Messaggio da Latino Alex »

Parto sempre da un presupposto: la WWE non la uccide nessuno perchè è too big to fail. Lo dico sempre, l'unico momento in cui poteva realmente morire è stato negli anni 90 in particolare a Starrcade 97 che viste le circostanze che si erano venute a creare era un rigore a porta vuota che poteva dare il colpo di grazia, chi è andato sul dischetto però la palla la sparata in curva e il colpo di grazia è stato dato si, ma al contrario. Se hanno superato quel periodo possono superare qualunque cosa.

Detto ciò, il prodotto attuale è una merda ma come dico da tempo molti qui dentro gli ultimi 10 anni di Vince non se li ricordano.
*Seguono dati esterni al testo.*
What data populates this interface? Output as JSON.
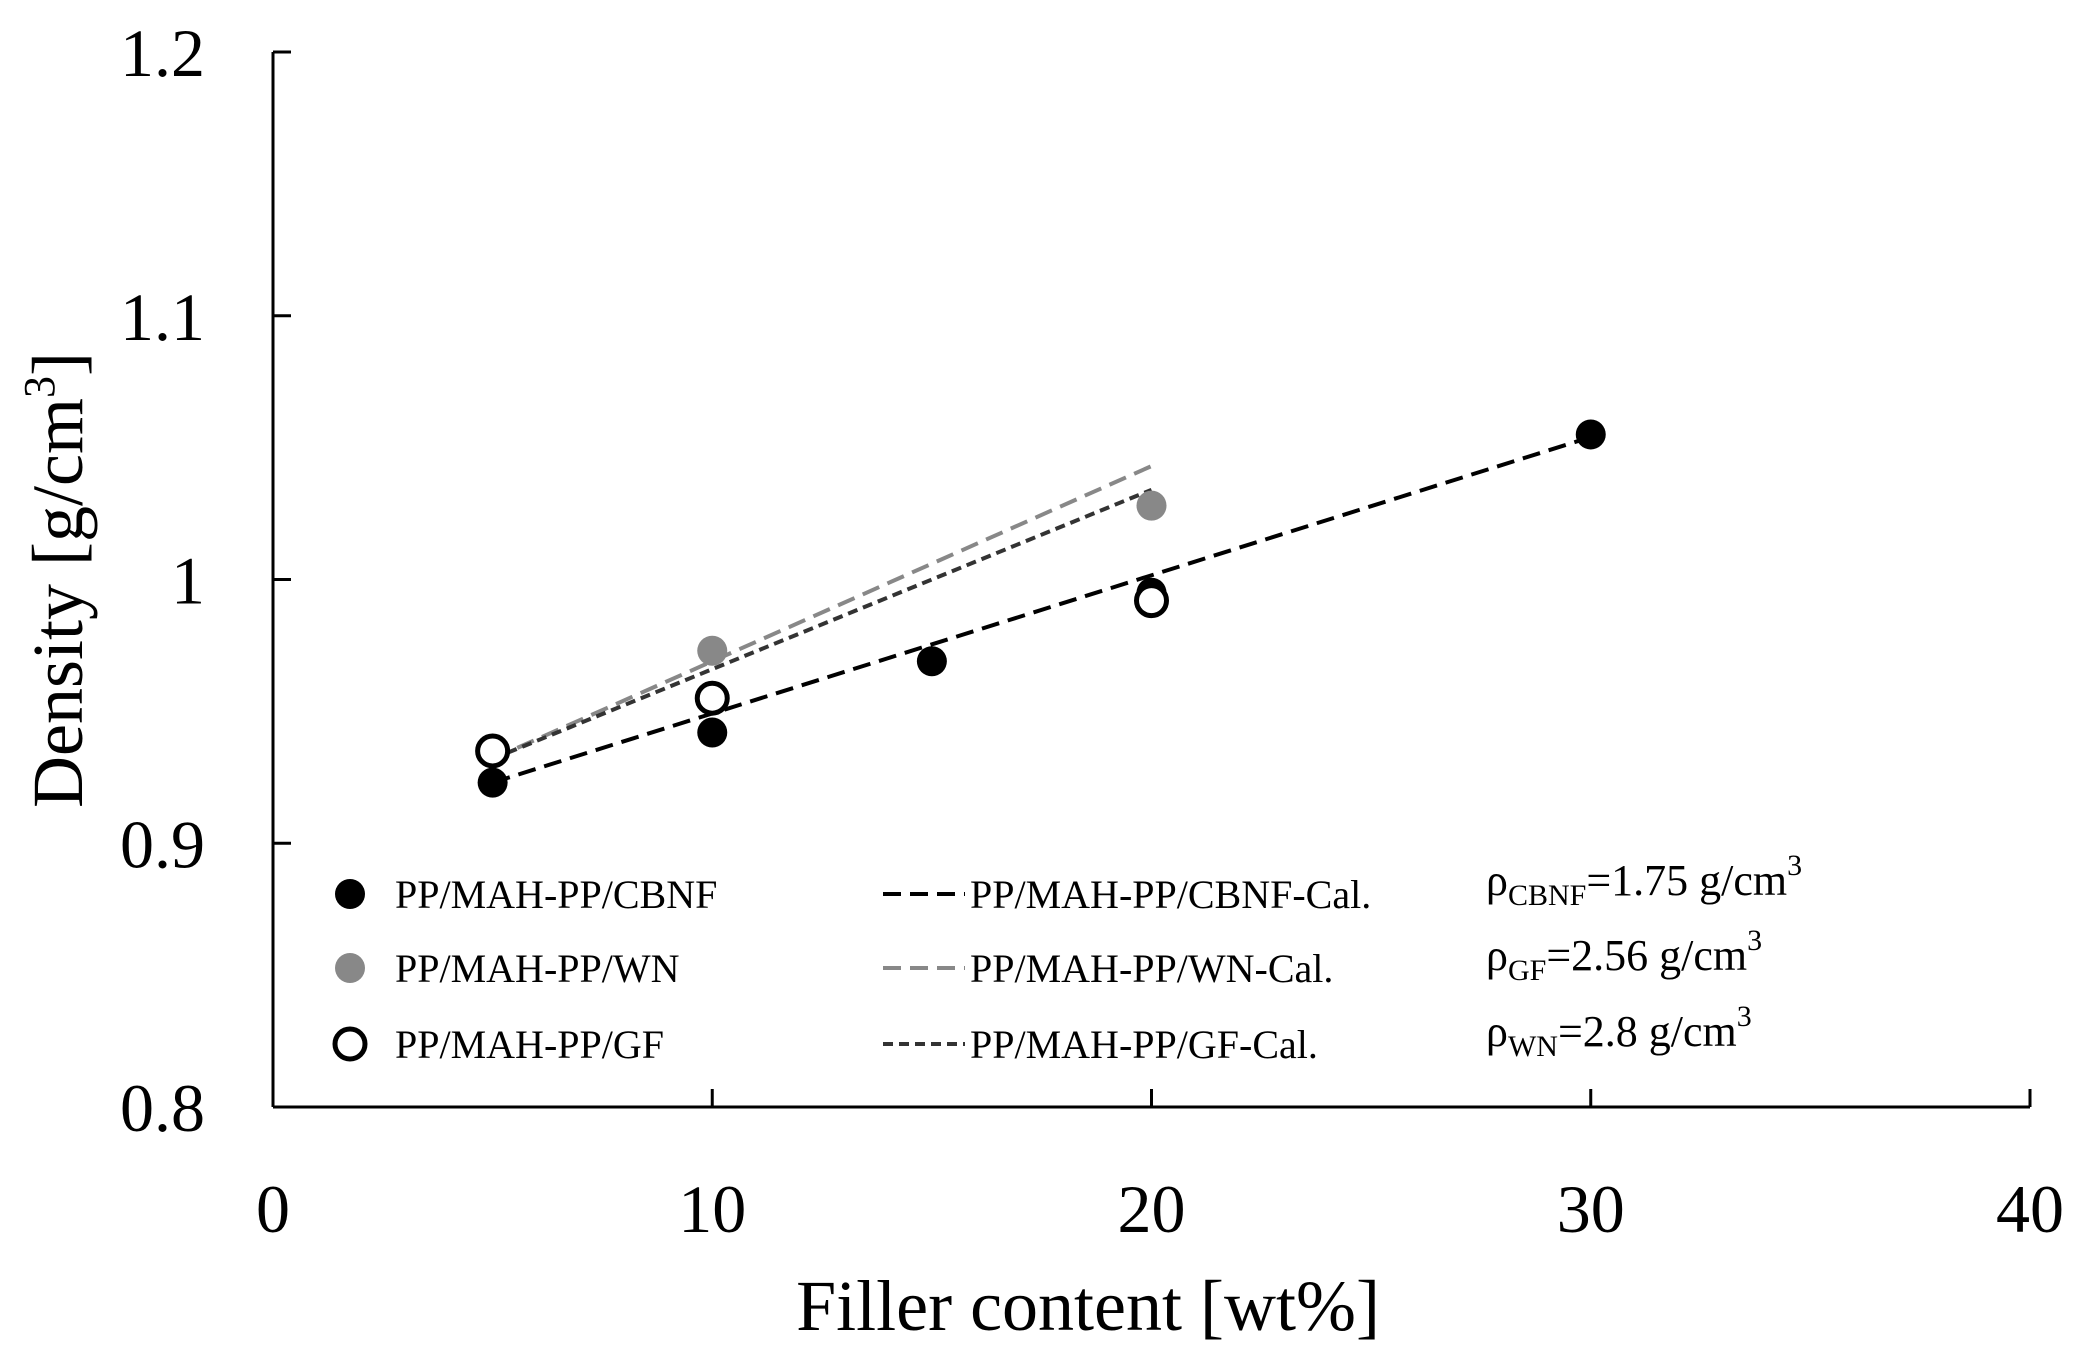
{
  "chart_data": {
    "type": "scatter",
    "xlabel": "Filler content [wt%]",
    "ylabel_main": "Density [g/cm",
    "ylabel_sup": "3",
    "ylabel_end": "]",
    "xlim": [
      0,
      40
    ],
    "ylim": [
      0.8,
      1.2
    ],
    "x_ticks": [
      0,
      10,
      20,
      30,
      40
    ],
    "x_tick_labels": [
      "0",
      "10",
      "20",
      "30",
      "40"
    ],
    "y_ticks": [
      0.8,
      0.9,
      1.0,
      1.1,
      1.2
    ],
    "y_tick_labels": [
      "0.8",
      "0.9",
      "1",
      "1.1",
      "1.2"
    ],
    "grid": false,
    "legend_position": "bottom-left, inside plot",
    "series": [
      {
        "name": "PP/MAH-PP/CBNF",
        "kind": "marker",
        "marker": "filled-circle",
        "color": "#000000",
        "x": [
          5,
          10,
          15,
          20,
          30
        ],
        "y": [
          0.923,
          0.942,
          0.969,
          0.995,
          1.055
        ]
      },
      {
        "name": "PP/MAH-PP/WN",
        "kind": "marker",
        "marker": "filled-circle",
        "color": "#888888",
        "x": [
          10,
          20
        ],
        "y": [
          0.973,
          1.028
        ]
      },
      {
        "name": "PP/MAH-PP/GF",
        "kind": "marker",
        "marker": "open-circle",
        "color": "#000000",
        "x": [
          5,
          10,
          20
        ],
        "y": [
          0.935,
          0.955,
          0.992
        ]
      },
      {
        "name": "PP/MAH-PP/CBNF-Cal.",
        "kind": "line",
        "dash": "long",
        "color": "#000000",
        "x": [
          5,
          30
        ],
        "y": [
          0.923,
          1.054
        ]
      },
      {
        "name": "PP/MAH-PP/WN-Cal.",
        "kind": "line",
        "dash": "long",
        "color": "#888888",
        "x": [
          5,
          20
        ],
        "y": [
          0.932,
          1.043
        ]
      },
      {
        "name": "PP/MAH-PP/GF-Cal.",
        "kind": "line",
        "dash": "short",
        "color": "#333333",
        "x": [
          5,
          20
        ],
        "y": [
          0.932,
          1.034
        ]
      }
    ],
    "annotations": [
      {
        "symbol": "ρ",
        "sub": "CBNF",
        "text": "=1.75 g/cm",
        "sup": "3"
      },
      {
        "symbol": "ρ",
        "sub": "GF",
        "text": "=2.56 g/cm",
        "sup": "3"
      },
      {
        "symbol": "ρ",
        "sub": "WN",
        "text": "=2.8 g/cm",
        "sup": "3"
      }
    ]
  }
}
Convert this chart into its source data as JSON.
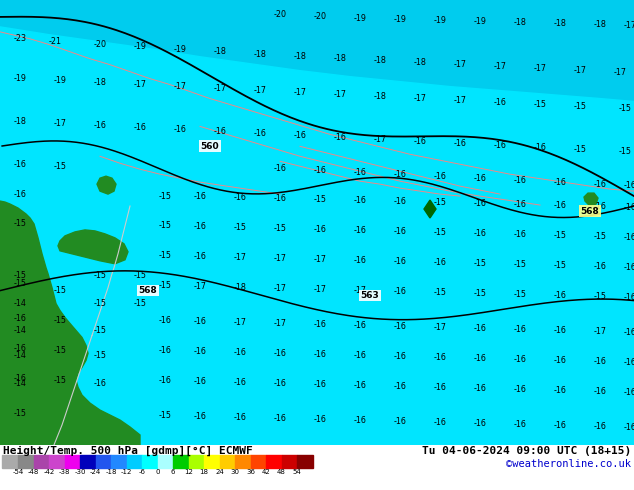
{
  "title_left": "Height/Temp. 500 hPa [gdmp][°C] ECMWF",
  "title_right": "Tu 04-06-2024 09:00 UTC (18+15)",
  "credit": "©weatheronline.co.uk",
  "colorbar_values": [
    "-54",
    "-48",
    "-42",
    "-38",
    "-30",
    "-24",
    "-18",
    "-12",
    "-6",
    "0",
    "6",
    "12",
    "18",
    "24",
    "30",
    "36",
    "42",
    "48",
    "54"
  ],
  "colorbar_colors": [
    "#888888",
    "#aa44aa",
    "#cc44cc",
    "#ee00ee",
    "#0000bb",
    "#2255ee",
    "#2288ff",
    "#00ccff",
    "#00ffff",
    "#aaffff",
    "#00cc00",
    "#aaff00",
    "#ffff00",
    "#ffcc00",
    "#ff8800",
    "#ff4400",
    "#ff0000",
    "#cc0000",
    "#880000"
  ],
  "sea_color_top": "#4499cc",
  "sea_color_mid": "#00e5ff",
  "sea_color_bot": "#00e5ff",
  "land_color": "#228B22",
  "bottom_bar_color": "#00e5ff",
  "fig_width": 6.34,
  "fig_height": 4.9,
  "dpi": 100,
  "title_fontsize": 8.0,
  "credit_fontsize": 7.5,
  "label_fs": 6.0
}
Inoltre dirò una cosa estrema e sicuramente banale ma la penso così: posso capire che ci sia sempre un minimo di affezione ma se un prodotto non piace più per me non ha senso farsi del male continuando a guardarlo, posso fare l'esempio personale con Star Wars di cui ero un grandissimo fan ma poi è diventato una merda inguardabile e da anni non seguo più nulla del brand.

Di intrattenimento il mondo ne è pieno, poi ognuno è libero di fare quello che gli pare ovviamente, ma io la penso così.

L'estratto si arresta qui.